Once you get things like branch prediction, speculative execution and pipelining into the picture, no, C isn't really any closer to how the processors operate. Making efficient use of a modern CPU involves detail at a much, much lower level than C exposes.
The problem at that level is that you'll be seriously bound to a specific architecture. Even C, which is often called a portable assembler, is designed after a certain kind of assembler.
The somewhat surprising result is that you can also improve performance (compared to plain C) with a higher level language. You need a higher-level perspective to tackle things like vector/parallel processing efficiently.
Escher was the first MC and Giger invented the HR department.
The popularity of Python is essentially about having a LISP that has a more familiar syntax and interfaces well with C programs. Python isn't LISP but it's not very far off.
It is very far off. I'm not sure what criteria you're using to determine what's "not very far off", but if it's first-class functions, then most modern mainstream languages (with notable exceptions of C++ and Java) aren't "far off" from Lisp. But I would say that it's a wrong definition.
What really sets Lisp apart is how the program itself is defined in terms of structures that are fundamental to the language, and how those structures can be easily manipulated in the language itself. Simply put, Lisp - especially Common Lisp (though R6RS is neat, too) - is a pinnacle of metaprogramming so far, and that's what is its defining feature.
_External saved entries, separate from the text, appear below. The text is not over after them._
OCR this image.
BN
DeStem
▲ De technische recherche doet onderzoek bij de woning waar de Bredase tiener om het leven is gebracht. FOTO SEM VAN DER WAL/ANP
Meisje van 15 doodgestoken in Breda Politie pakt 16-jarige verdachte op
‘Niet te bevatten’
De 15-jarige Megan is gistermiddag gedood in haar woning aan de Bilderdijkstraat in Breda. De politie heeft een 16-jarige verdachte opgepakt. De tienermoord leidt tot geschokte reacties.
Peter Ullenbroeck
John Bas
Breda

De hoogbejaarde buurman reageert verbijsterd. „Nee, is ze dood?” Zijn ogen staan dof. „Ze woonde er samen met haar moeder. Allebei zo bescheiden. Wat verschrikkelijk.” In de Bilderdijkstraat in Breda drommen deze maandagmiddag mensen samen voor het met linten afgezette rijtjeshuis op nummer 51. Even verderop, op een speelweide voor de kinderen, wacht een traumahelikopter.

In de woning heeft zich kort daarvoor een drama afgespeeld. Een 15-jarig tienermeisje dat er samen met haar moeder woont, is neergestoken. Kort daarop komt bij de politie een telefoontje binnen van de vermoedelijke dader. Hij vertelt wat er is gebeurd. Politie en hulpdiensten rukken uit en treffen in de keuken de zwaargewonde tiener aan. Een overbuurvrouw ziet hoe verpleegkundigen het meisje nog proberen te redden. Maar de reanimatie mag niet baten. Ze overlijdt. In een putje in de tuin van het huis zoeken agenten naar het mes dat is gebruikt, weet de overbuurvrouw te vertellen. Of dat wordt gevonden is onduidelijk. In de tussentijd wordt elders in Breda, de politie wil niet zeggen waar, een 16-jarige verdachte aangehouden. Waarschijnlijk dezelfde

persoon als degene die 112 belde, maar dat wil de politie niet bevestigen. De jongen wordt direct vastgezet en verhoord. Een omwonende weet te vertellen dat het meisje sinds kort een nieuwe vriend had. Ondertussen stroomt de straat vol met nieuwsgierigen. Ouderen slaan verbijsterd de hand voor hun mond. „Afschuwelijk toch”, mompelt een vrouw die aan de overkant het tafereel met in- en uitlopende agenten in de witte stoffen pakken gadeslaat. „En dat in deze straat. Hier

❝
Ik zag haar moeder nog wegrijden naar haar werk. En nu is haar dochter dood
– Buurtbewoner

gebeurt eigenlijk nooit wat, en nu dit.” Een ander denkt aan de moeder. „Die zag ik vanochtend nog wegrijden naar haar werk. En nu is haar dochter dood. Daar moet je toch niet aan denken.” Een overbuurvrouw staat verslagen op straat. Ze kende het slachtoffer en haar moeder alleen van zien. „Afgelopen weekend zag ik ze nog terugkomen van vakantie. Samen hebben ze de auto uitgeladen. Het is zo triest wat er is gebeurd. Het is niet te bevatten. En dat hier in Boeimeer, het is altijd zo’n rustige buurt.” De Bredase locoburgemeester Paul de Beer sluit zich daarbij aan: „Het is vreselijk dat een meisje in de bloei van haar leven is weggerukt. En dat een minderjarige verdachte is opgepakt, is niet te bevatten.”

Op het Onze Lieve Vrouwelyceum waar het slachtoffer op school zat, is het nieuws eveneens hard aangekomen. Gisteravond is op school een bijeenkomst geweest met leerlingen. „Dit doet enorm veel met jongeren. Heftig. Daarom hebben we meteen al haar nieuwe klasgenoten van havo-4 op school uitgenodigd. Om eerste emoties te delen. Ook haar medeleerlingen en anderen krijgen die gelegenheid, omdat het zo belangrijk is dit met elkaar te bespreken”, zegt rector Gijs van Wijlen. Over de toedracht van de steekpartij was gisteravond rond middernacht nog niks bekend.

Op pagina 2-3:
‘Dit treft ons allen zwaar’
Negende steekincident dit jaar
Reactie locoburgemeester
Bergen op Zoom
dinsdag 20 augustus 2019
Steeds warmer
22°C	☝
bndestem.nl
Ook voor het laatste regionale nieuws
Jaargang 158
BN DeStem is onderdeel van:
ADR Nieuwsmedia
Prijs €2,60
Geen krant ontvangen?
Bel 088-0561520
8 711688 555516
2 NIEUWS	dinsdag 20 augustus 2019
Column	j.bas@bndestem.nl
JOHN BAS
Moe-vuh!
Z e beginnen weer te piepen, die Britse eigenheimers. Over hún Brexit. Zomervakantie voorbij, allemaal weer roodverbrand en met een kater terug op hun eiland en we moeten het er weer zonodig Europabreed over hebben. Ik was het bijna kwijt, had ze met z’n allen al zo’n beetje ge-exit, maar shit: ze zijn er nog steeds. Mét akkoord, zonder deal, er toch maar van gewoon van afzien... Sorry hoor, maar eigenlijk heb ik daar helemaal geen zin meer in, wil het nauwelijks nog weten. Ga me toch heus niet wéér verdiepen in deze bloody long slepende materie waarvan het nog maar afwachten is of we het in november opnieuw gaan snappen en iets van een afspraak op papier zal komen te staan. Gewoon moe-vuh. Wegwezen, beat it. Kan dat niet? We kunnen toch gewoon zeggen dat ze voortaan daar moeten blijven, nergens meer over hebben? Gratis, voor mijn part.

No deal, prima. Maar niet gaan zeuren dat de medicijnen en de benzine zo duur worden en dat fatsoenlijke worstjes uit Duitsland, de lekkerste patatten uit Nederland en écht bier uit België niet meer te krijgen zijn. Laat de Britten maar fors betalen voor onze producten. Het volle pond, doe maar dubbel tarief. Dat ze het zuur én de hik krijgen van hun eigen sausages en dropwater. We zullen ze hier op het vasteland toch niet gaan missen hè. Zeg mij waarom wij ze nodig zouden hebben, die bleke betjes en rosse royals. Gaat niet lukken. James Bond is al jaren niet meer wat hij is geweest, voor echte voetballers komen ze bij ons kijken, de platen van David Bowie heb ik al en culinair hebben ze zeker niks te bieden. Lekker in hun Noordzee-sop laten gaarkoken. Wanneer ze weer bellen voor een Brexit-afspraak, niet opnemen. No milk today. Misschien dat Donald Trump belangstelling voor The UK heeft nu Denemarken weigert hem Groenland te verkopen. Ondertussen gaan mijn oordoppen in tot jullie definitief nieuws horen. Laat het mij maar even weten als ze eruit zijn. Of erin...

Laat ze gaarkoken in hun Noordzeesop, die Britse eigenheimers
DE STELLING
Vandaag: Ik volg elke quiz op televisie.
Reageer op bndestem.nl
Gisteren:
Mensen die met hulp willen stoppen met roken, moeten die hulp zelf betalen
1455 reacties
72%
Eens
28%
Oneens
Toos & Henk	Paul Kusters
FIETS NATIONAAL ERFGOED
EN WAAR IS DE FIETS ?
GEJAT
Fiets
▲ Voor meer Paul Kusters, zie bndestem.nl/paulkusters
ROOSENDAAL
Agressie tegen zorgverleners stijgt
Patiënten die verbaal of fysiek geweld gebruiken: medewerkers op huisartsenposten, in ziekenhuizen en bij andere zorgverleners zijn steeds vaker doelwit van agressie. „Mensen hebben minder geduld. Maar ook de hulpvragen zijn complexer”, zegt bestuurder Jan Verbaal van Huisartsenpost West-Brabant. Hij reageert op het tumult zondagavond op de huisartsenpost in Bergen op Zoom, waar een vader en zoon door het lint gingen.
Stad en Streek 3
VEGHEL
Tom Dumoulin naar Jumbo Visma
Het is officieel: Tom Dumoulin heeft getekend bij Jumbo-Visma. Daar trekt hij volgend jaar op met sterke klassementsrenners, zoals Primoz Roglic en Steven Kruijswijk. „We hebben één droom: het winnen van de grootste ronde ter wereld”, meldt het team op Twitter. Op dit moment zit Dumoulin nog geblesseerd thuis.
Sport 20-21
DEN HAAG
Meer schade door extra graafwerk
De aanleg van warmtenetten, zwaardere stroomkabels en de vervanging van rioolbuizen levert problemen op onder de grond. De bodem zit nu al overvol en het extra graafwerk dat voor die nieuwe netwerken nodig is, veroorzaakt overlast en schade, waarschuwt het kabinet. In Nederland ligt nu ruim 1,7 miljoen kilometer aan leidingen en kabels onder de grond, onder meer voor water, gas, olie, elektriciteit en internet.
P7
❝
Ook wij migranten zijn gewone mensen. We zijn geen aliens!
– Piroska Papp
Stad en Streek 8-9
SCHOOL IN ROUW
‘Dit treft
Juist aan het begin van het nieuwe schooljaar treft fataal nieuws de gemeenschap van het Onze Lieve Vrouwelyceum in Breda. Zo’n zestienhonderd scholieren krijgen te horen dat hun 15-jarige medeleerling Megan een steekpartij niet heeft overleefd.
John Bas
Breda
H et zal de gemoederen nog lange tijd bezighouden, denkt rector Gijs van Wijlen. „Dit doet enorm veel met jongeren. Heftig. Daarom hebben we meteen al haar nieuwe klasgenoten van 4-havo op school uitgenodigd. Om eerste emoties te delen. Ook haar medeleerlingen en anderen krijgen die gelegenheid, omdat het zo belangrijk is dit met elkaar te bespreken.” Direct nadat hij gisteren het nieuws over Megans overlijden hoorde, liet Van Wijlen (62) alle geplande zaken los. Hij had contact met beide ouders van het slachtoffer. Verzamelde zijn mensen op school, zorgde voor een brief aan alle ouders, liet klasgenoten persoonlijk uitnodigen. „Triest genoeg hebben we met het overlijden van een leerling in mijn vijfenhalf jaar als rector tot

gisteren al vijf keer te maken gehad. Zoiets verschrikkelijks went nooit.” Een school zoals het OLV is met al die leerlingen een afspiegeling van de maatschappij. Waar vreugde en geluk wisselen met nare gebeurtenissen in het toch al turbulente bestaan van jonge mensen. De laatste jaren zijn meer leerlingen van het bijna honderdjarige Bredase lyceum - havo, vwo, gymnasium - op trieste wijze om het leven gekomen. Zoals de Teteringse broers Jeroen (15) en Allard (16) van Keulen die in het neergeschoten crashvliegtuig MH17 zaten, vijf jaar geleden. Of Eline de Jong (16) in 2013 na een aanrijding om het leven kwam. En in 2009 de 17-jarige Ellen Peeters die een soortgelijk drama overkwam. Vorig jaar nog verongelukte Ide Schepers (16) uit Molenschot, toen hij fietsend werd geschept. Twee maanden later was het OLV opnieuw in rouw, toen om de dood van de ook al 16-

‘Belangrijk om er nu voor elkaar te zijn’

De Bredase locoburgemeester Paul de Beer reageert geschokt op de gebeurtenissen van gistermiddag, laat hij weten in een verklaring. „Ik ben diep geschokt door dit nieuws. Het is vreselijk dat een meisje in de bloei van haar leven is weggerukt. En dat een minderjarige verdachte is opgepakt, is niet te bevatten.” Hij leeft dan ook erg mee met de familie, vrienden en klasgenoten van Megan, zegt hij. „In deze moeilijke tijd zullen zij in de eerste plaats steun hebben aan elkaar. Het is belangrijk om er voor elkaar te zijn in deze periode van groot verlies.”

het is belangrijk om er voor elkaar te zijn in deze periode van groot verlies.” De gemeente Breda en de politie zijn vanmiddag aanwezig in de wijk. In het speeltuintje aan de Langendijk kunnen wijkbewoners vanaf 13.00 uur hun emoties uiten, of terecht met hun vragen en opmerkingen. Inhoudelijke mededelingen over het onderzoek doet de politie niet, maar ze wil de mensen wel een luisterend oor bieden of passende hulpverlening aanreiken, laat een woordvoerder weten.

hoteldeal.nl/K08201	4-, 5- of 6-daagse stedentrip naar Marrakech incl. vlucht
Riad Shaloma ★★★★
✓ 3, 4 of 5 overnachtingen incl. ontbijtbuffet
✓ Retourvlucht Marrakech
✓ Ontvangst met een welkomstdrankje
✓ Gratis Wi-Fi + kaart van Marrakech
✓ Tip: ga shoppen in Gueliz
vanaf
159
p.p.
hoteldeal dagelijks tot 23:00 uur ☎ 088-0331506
And Python doesn't come anywhere close to that.
It's also what makes Lisp so hard to work. Yes, you can use macros to enable extremely high level of code reuse, effectively 100% (if theres any kind of pattern in your code, you can write a macro to encapsulate that). But it also means that you're effectively defining your own DSL, and then writing your program in that - and when someone else needs to understand and maintain your code, they'll have to figure out that DSL first.
This isn't really fundamentally different from plain function/class libraries (they are also DSLs), but the expressivity of macros is so much higher than plain function calls (even with Smalltalk/Ruby style blocks and other such facilities) - and, consequently, so is their complexity. Idiomatic Lisp is invariably harder to understand than idiomatic C++, much less Python or Java.
It's about using the right tool for the job.
Some years, I do heavy computational programming. No so much number crunching, as bashing them into submission.
I can do this *much* faster in a modern Fortran (90 or later) than in C. Not because C can't do the same things, and not because an optimized C can't get to the same results.
The difference is that I can sit down and simply enter near algorithms of matrix math into Fortran, and the optimizer will go to town and give me near perfect code, which will be faster than what I would get with C (which would also take significantly longer to code). A skilled C coder could do a better job, and ultimately get roughly the same performance as I got from Fortran.
This isn't because "Fortran is better than C," but because Fortran is designed and optimized by people who do this kind of stuff *to* do this kind of stuff. It can make very strong assumptions that C can't (and much of the hand-optimizing of C is essentially replicating these assumptions).
OTHO, writing a modern operating system in Fortran *could* be done, but it would be painful, would take far longer to code, and would probably have atrocious performance.
note: I believe that Pr1mos was largely written in FORTRAN IV.